CluedIn Documentation logo CluedIn Documentation

As you will have learnt from our Eventual Connectivity pattern, you do not need to do the classic modelling that you will typically do with data integration projects. Saying that, you can have complete control over how your systems are modelled.


The model that is generated in the Graph database of CluedIn is dictated by the Entity Codes and Edges that you specify in your crawler or mappings. Because of this, you don’t have direct access to the databases themselves and you are not going to be creating database models like you are used to - rather the models will be inferred from the database. Although this might seem like an odd approach, effectively what we are achieving here is a data model that is for connecting records. This model will not be normalised in any shape or form - quite the opposite.

Once the model is formed in the graph, you will be able to use CluedIn’s other tooling to project or form this model into all different types of models for downstream consumption. This is made possible as the graph that CluedIn generates is a high-fidelity data model that can downcast itself into all different types of sub-models e.g. relational model.

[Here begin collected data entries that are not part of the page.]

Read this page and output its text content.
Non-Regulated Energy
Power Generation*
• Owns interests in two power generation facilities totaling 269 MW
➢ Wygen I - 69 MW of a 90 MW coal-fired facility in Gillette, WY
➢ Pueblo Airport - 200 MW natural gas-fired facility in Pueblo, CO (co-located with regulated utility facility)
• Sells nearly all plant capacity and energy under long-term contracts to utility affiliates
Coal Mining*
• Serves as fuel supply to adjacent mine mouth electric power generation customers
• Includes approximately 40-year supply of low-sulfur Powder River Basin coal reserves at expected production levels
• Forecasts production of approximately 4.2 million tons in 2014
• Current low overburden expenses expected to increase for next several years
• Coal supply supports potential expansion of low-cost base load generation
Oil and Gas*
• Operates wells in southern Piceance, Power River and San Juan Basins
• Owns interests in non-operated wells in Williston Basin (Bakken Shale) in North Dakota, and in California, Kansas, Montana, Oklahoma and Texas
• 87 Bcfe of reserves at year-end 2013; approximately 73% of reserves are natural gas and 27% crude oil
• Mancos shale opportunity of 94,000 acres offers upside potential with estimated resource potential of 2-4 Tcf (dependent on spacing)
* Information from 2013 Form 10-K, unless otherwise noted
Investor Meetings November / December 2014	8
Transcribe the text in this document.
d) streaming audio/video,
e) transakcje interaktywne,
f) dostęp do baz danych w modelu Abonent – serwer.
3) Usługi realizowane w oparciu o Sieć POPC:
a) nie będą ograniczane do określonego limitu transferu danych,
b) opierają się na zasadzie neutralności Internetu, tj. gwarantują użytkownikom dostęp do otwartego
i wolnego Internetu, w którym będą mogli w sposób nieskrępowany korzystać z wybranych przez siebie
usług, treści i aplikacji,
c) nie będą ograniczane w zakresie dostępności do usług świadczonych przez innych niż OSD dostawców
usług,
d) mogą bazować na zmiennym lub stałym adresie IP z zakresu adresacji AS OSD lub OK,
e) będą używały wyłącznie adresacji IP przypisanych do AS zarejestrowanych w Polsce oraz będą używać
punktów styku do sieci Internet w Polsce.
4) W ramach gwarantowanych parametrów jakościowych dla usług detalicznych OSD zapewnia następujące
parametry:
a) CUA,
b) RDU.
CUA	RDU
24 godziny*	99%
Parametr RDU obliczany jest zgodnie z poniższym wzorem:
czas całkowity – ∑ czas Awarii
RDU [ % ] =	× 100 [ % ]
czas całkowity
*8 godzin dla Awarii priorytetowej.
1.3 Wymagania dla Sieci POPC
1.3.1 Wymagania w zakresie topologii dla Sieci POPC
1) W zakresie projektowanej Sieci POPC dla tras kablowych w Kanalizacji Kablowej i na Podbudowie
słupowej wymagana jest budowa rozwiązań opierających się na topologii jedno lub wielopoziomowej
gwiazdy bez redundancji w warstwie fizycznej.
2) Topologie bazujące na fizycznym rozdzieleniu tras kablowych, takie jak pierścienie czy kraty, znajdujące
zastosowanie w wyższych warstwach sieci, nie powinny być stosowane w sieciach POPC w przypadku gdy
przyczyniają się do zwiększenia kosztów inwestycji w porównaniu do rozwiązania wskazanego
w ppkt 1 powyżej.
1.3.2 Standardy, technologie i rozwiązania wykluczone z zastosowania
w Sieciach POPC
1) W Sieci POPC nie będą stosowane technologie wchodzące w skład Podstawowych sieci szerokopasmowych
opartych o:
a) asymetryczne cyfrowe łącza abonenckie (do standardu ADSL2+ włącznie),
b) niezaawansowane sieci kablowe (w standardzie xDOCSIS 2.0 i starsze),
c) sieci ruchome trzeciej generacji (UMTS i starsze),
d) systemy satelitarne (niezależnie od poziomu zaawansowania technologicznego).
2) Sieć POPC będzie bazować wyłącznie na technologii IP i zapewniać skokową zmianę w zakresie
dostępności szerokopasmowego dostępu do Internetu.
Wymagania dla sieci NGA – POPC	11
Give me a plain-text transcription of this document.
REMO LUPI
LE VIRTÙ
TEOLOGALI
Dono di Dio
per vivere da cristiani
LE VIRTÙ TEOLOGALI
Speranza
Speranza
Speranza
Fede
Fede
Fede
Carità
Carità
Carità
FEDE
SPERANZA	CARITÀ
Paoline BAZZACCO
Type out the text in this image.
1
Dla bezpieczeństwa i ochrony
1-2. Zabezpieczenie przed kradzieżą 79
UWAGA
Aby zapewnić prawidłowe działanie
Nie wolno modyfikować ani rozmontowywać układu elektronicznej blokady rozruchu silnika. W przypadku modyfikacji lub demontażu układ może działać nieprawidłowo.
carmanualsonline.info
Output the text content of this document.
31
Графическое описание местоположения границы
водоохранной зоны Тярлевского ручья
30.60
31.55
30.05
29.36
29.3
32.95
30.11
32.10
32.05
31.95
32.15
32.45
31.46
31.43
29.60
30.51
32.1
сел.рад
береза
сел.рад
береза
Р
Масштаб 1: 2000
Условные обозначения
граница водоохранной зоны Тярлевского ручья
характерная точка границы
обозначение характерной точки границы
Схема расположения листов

When you think of building Master Data Management models, you often think in a modelling-first mindset. The challenge with this approach is that you are possibly setting an end-goal that is too complex to achieve. By having the model inferred you are essentially letting technology do a lot of the mind-bending modelling work on your behalf. Your perfect model will not be formed in CluedIn itself, but something even better - you will have your data in a model that can project itself into a perfect MDM model as well as other ad-hoc models that might come in the future. This flexibility allows you to have an MDM platform that can change with your business and the demands of the MDM itself.

If you are reading this and you are responsible for the modelling of data within CluedIn, it is important to remember that you are not trying to enforce a model onto the data coming into CluedIn. This is quite different to the way that other MDM providers do this, but in the end it yields a much better result. It is quite challenging to accept that you will bring data into your MDM system with a denormalised model, but the thing to remember is that you can put all different types of “views” over your data to make it represented in a way that fits into your perfect MDM model.

The goal of the process is to get the data in a shape, quality and standard that can be adapted to different modelling needs without the need to redesign schemas and models as new requirements come up.

For this it is also important to remember that when you are ingesting data into CluedIn, you need to start thinking in the terms of business objects, not rows or records. If you think in rows or records you will not get the true benefit of CluedIn.